Prime Minister Narendra Modi on Tuesday said those opposing the new farm laws, which were passed by Parliament recently, were insulting the farmers, reported ANI. Modi’s comments came amid nationwide protests by several farmer organisations and Opposition parties against the three contentious laws.

“Several reforms, related to farmers, labourers and health, were brought during the recently concluded Parliament session,” Modi said while inaugurating development projects in Uttarakhand through video-conferencing. “These reforms will strengthen labourers, youth, women, farmers of the nation. But the nation can see how some people are opposing it just for the sake of it.”

“They are insulting the farmers by setting fire to the machines and equipment that is worshipped by them,” said the prime minister. Punjab Youth Congress workers on Monday had set a tractor on fire near India Gate in Delhi during the protests. Five demonstrators were arrested. The Delhi Police detained Congress leader Anil Kumar and other workers during a protest at Rajghat.

Modi again reiterated that farmers could now sell their produce to anyone and anywhere. “But when Centre is giving farmers their rights, these people are opposing it,” he said. “They don’t want farmers to sell their produce in open market, they want middlemen to earn profit. They’re opposing the freedom of farmers.”

The prime minister accused the Opposition of misleading the farmers over the minimum support price. The MSP is the rate at which the government purchases crops from farmers and is based on a calculation of at least one and a half times the cost of production. “There will not only be MSP in the country but also the freedom for farmers to sell their produce anywhere,” he said. “But some people are unable to tolerate this freedom. Their one more medium to earn black income is finished. For years, they said that they will implement MSP but they never did. This was done by our government as per the recommendation of the Swaminathan Commission.”

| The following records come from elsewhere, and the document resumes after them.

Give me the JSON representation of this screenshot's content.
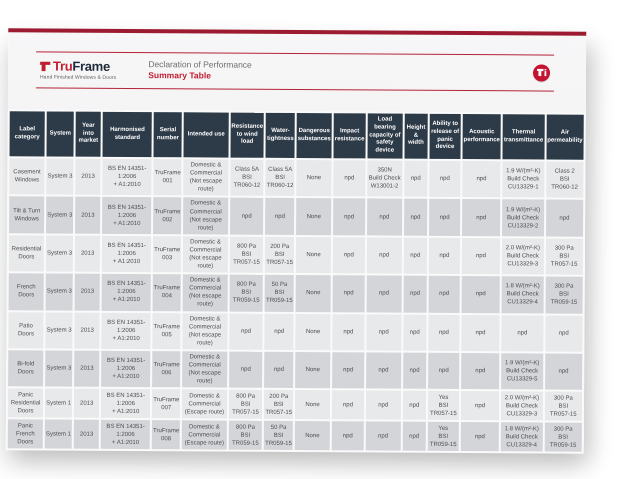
{
  "page": {
    "logo": {
      "brand_tru": "Tru",
      "brand_frame": "Frame",
      "tagline": "Hand Finished Windows & Doors"
    },
    "header": {
      "title": "Declaration of Performance",
      "subtitle": "Summary Table"
    },
    "colors": {
      "accent_red": "#b52238",
      "top_bar_red": "#9c1b30",
      "badge_red": "#c4122f",
      "table_header_bg": "#2d3a48",
      "row_light": "#e8e9eb",
      "row_dark": "#d3d5d8"
    }
  },
  "table": {
    "columns": [
      "Label category",
      "System",
      "Year into market",
      "Harmonised standard",
      "Serial number",
      "Intended use",
      "Resistance to wind load",
      "Water-tightness",
      "Dangerous substances",
      "Impact resistance",
      "Load bearing capacity of safety device",
      "Height & width",
      "Ability to release of panic device",
      "Acoustic performance",
      "Thermal transmittance",
      "Air permeability"
    ],
    "rows": [
      [
        "Casement\nWindows",
        "System 3",
        "2013",
        "BS EN 14351-1:2006\n+ A1:2010",
        "TruFrame\n001",
        "Domestic &\nCommercial\n(Not escape route)",
        "Class 5A\nBSI\nTR060-12",
        "Class 5A\nBSI\nTR060-12",
        "None",
        "npd",
        "350N\nBuild Check\nW13001-2",
        "npd",
        "npd",
        "npd",
        "1.9 W/(m²-K)\nBuild Check\nCU13329-1",
        "Class 2\nBSI\nTR060-12"
      ],
      [
        "Tilt & Turn\nWindows",
        "System 3",
        "2013",
        "BS EN 14351-1:2006\n+ A1:2010",
        "TruFrame\n002",
        "Domestic &\nCommercial\n(Not escape route)",
        "npd",
        "npd",
        "None",
        "npd",
        "npd",
        "npd",
        "npd",
        "npd",
        "1.9 W/(m²-K)\nBuild Check\nCU13329-2",
        "npd"
      ],
      [
        "Residential\nDoors",
        "System 3",
        "2013",
        "BS EN 14351-1:2006\n+ A1:2010",
        "TruFrame\n003",
        "Domestic &\nCommercial\n(Not escape route)",
        "800 Pa\nBSI\nTR057-15",
        "200 Pa\nBSI\nTR057-15",
        "None",
        "npd",
        "npd",
        "npd",
        "npd",
        "npd",
        "2.0 W/(m²-K)\nBuild Check\nCU13329-3",
        "300 Pa\nBSI\nTR057-15"
      ],
      [
        "French\nDoors",
        "System 3",
        "2013",
        "BS EN 14351-1:2006\n+ A1:2010",
        "TruFrame\n004",
        "Domestic &\nCommercial\n(Not escape route)",
        "800 Pa\nBSI\nTR059-15",
        "50 Pa\nBSI\nTR059-15",
        "None",
        "npd",
        "npd",
        "npd",
        "npd",
        "npd",
        "1.8 W/(m²-K)\nBuild Check\nCU13329-4",
        "300 Pa\nBSI\nTR059-15"
      ],
      [
        "Patio\nDoors",
        "System 3",
        "2013",
        "BS EN 14351-1:2006\n+ A1:2010",
        "TruFrame\n005",
        "Domestic &\nCommercial\n(Not escape route)",
        "npd",
        "npd",
        "None",
        "npd",
        "npd",
        "npd",
        "npd",
        "npd",
        "npd",
        "npd"
      ],
      [
        "Bi-fold\nDoors",
        "System 3",
        "2013",
        "BS EN 14351-1:2006\n+ A1:2010",
        "TruFrame\n006",
        "Domestic &\nCommercial\n(Not escape route)",
        "npd",
        "npd",
        "None",
        "npd",
        "npd",
        "npd",
        "npd",
        "npd",
        "1.9 W/(m²-K)\nBuild Check\nCU13329-5",
        "npd"
      ],
      [
        "Panic\nResidential\nDoors",
        "System 1",
        "2013",
        "BS EN 14351-1:2006\n+ A1:2010",
        "TruFrame\n007",
        "Domestic &\nCommercial\n(Escape route)",
        "800 Pa\nBSI\nTR057-15",
        "200 Pa\nBSI\nTR057-15",
        "None",
        "npd",
        "npd",
        "npd",
        "Yes\nBSI\nTR057-15",
        "npd",
        "2.0 W/(m²-K)\nBuild Check\nCU13329-3",
        "300 Pa\nBSI\nTR057-15"
      ],
      [
        "Panic\nFrench\nDoors",
        "System 1",
        "2013",
        "BS EN 14351-1:2006\n+ A1:2010",
        "TruFrame\n008",
        "Domestic &\nCommercial\n(Escape route)",
        "800 Pa\nBSI\nTR059-15",
        "50 Pa\nBSI\nTR059-15",
        "None",
        "npd",
        "npd",
        "npd",
        "Yes\nBSI\nTR059-15",
        "npd",
        "1.8 W/(m²-K)\nBuild Check\nCU13329-4",
        "300 Pa\nBSI\nTR059-15"
      ]
    ]
  }
}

The Farmers’ Produce Trade and Commerce (Promotion and Facilitation) Bill, the Farmers (Empowerment and Protection) Agreement of Price Assurance and Farm Services Bill and the Essential Commodities (Amendment) Bill were cleared by Parliament last week amid protests from the Opposition. President Ram Nath Kovind gave assent to the bills on September 27, after which they became laws.

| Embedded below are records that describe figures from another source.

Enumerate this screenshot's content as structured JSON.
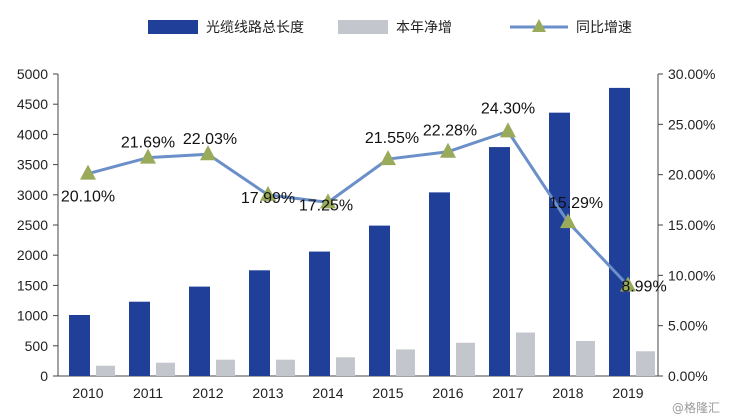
{
  "chart_data": {
    "type": "bar",
    "categories": [
      "2010",
      "2011",
      "2012",
      "2013",
      "2014",
      "2015",
      "2016",
      "2017",
      "2018",
      "2019"
    ],
    "series": [
      {
        "name": "光缆线路总长度",
        "kind": "bar",
        "axis": "left",
        "color": "#1f3f99",
        "values": [
          1010,
          1230,
          1480,
          1750,
          2060,
          2490,
          3040,
          3790,
          4360,
          4770
        ]
      },
      {
        "name": "本年净增",
        "kind": "bar",
        "axis": "left",
        "color": "#c3c6cc",
        "values": [
          170,
          220,
          270,
          270,
          310,
          440,
          550,
          720,
          580,
          410
        ]
      },
      {
        "name": "同比增速",
        "kind": "line",
        "axis": "right",
        "color": "#6b8fc8",
        "marker_color": "#9aaa5b",
        "values": [
          20.1,
          21.69,
          22.03,
          17.99,
          17.25,
          21.55,
          22.28,
          24.3,
          15.29,
          8.99
        ],
        "labels": [
          "20.10%",
          "21.69%",
          "22.03%",
          "17.99%",
          "17.25%",
          "21.55%",
          "22.28%",
          "24.30%",
          "15.29%",
          "8.99%"
        ]
      }
    ],
    "left_axis": {
      "ylim": [
        0,
        5000
      ],
      "ticks": [
        0,
        500,
        1000,
        1500,
        2000,
        2500,
        3000,
        3500,
        4000,
        4500,
        5000
      ],
      "tick_labels": [
        "0",
        "500",
        "1000",
        "1500",
        "2000",
        "2500",
        "3000",
        "3500",
        "4000",
        "4500",
        "5000"
      ]
    },
    "right_axis": {
      "ylim": [
        0,
        30
      ],
      "ticks": [
        0,
        5,
        10,
        15,
        20,
        25,
        30
      ],
      "tick_labels": [
        "0.00%",
        "5.00%",
        "10.00%",
        "15.00%",
        "20.00%",
        "25.00%",
        "30.00%"
      ]
    },
    "legend_position": "top",
    "grid": false
  },
  "legend": {
    "bar1": "光缆线路总长度",
    "bar2": "本年净增",
    "line": "同比增速"
  },
  "watermark": "@格隆汇"
}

Critics say that these new agricultural policies would lead to farmers losing out on guaranteed purchase prices for their crops, to the benefit of large corporations.

Centre’s defence

Finance Minister Nirmala Sitharaman had said on Sunday that the laws do not hurt farmers. Minister of Agriculture and Farmers’ Welfare Narendra Tomar had held consultations with all stakeholders such as farmers and other MPs before introducing them in Parliament, Sitharaman said, adding that Opposition parties were now doing a disservice by protesting against them.

Sitharaman had announced these agricultural reforms on May 15 as part of the Atma Nirbhar fiscal and monetary package to revive the economy amid the coronavirus pandemic. The bills were then promulgated as ordinances in June and rushed through Parliament in September.

Prime Minister Narendra Modi , meanwhile, had said that farmers in India now have the power to sell their produce wherever they get the best price and to anyone they want. In his monthly radio programme “Mann Ki Baat”, the prime minister also spoke about removing the Agricultural Produce Market Committee or APMC in Maharashtra and said that it has helped the farmers of the state.